Anyhow, this is one we always come back to. And I love it because it 's good. But it reminds me of a time when I was close to loosing all hope and deeply concerned about the health of my most favorite person in the whole wide world. It's good to be reminded of where you've come from and how far you've traveled.
1 1/2 cups long-grain and wild rice
1 apple, chopped
1 green bell pepper, chopped
1 stalk of celery, chopped
1/3 cup dried cherries, chopped (or craisins)
2 tablespoons soy sauce
2 tablespoons water
2 teaspoons sugar
2 teaspoons cider vinegar
1/3 cup dry-roasted peanuts, toasted
Cook rice according to directions, and spread evenly in thin layer on a large cookie sheet to cool. Let stand 10 to 12 minutes.
Mix apple, bell pepper, celery and cherries/craisins in a large bowl. Mix soy sauce, water, sugar and vinegar in small bowl until sugar is dissolved. Add rice and soy sauce mixture to apple mixture. Gently toss until coated. Add peanuts. Gently toss.

Monday, July 2, 2012

Taco Nut "Meat" and Leftover Salad.

This salad started as a way to get rid of the stuff in my fridge before we went out of town... but turned into so.stinkin.good! Then I realized I never posted the raw taco nut "meat" that i love from love veggies & yoga. So, here goes...

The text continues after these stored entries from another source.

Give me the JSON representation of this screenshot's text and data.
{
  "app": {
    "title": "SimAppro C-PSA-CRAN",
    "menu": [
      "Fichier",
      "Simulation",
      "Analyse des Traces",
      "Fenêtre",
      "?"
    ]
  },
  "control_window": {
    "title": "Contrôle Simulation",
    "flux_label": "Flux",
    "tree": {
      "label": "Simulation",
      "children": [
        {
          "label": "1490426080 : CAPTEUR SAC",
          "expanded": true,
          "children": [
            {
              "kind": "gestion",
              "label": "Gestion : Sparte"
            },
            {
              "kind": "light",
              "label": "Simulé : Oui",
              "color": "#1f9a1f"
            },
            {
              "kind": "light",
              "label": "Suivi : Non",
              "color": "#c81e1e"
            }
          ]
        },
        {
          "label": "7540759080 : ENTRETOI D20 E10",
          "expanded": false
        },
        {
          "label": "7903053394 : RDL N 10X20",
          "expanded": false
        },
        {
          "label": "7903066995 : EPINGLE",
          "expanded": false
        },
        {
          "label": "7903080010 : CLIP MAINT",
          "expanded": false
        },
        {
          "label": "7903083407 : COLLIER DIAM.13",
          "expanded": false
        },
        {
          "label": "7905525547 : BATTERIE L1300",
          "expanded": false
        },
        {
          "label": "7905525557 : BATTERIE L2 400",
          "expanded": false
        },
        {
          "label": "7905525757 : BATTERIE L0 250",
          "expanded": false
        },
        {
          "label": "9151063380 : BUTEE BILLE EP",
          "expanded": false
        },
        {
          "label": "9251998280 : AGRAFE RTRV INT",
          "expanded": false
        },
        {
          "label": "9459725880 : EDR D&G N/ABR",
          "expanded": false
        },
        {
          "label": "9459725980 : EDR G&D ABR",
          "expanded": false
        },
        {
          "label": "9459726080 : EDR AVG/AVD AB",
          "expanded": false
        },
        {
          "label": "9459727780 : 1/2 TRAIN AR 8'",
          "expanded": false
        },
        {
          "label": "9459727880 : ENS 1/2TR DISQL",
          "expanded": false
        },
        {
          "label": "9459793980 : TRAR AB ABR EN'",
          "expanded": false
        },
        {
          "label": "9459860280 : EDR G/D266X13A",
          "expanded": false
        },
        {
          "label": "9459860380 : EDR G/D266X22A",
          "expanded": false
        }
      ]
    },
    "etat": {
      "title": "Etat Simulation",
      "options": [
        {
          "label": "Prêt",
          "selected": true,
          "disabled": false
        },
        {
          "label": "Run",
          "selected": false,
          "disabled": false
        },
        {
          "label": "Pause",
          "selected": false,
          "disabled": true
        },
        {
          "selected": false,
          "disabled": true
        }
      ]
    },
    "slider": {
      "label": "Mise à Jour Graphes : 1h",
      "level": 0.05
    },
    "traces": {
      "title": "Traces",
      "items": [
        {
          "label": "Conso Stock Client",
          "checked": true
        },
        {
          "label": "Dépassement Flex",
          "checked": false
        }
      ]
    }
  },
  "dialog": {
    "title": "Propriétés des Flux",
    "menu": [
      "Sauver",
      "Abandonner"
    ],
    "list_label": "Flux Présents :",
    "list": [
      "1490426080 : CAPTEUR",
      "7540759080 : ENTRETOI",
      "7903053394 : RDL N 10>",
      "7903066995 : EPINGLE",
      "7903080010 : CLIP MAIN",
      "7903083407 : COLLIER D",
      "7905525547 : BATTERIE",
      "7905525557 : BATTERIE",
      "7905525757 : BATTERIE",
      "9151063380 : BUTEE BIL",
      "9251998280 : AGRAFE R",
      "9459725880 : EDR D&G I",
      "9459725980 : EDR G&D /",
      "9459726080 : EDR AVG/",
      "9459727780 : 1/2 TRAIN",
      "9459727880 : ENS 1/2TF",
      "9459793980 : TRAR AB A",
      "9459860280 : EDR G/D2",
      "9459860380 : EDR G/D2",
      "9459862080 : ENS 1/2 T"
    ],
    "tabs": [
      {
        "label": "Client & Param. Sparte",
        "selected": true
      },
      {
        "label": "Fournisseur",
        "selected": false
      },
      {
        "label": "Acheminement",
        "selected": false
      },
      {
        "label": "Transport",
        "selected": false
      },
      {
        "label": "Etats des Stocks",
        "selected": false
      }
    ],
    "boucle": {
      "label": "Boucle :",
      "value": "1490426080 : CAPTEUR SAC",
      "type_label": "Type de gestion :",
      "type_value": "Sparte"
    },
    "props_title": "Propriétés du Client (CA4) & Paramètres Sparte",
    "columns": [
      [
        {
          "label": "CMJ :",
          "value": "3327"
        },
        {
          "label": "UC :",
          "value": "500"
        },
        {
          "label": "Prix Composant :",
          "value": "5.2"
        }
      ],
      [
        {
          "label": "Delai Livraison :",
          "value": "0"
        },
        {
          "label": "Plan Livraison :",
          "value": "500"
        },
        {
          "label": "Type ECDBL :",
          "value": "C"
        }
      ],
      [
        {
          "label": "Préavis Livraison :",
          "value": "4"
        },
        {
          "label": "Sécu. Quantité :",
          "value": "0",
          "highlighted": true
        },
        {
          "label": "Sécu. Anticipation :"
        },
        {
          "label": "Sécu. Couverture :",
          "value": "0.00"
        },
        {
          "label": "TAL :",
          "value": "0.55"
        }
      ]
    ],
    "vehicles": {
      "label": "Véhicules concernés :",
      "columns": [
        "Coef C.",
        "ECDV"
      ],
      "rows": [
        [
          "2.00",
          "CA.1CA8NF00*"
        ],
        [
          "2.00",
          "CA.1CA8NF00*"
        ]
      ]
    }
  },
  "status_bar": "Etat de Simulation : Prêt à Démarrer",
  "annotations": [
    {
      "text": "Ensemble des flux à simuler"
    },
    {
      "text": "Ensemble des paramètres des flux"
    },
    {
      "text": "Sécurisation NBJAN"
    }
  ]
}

leftover cabbage, spinach, corn on the cob, vegan ranch, tomatoes.... and the "meat"

Raw Vegan Taco Nut “Meat”
1/2 cup raw almonds
1/2 cup walnuts
1/3 cup {smoked} sun dried tomatoes, loosely packed (If using oil packed, may slightly reduce amount of olive oil added)
1/2 teaspoon chili powder
1/4 teaspoon cayenne powder
2 to 4 tablespoons olive oil (or hemp, flax, etc.)
Optional: 1 teaspoon salt (or to taste)

Put all ingredients into blender and blend for about 30 seconds or until desired texture is reached. Don’t overblend and pulverize the mixture, or you will have taco meat spread rather than chunky taco “meat”.

This will keep in the refrigerator for about 4 days.

Note: The flavors marry and develop better after approximately 6-12 hours, so I like to make it in the morning for that night’s dinner if possible.

*The seasonings are all to taste. You can add some taco seasoning too, like a McCormick.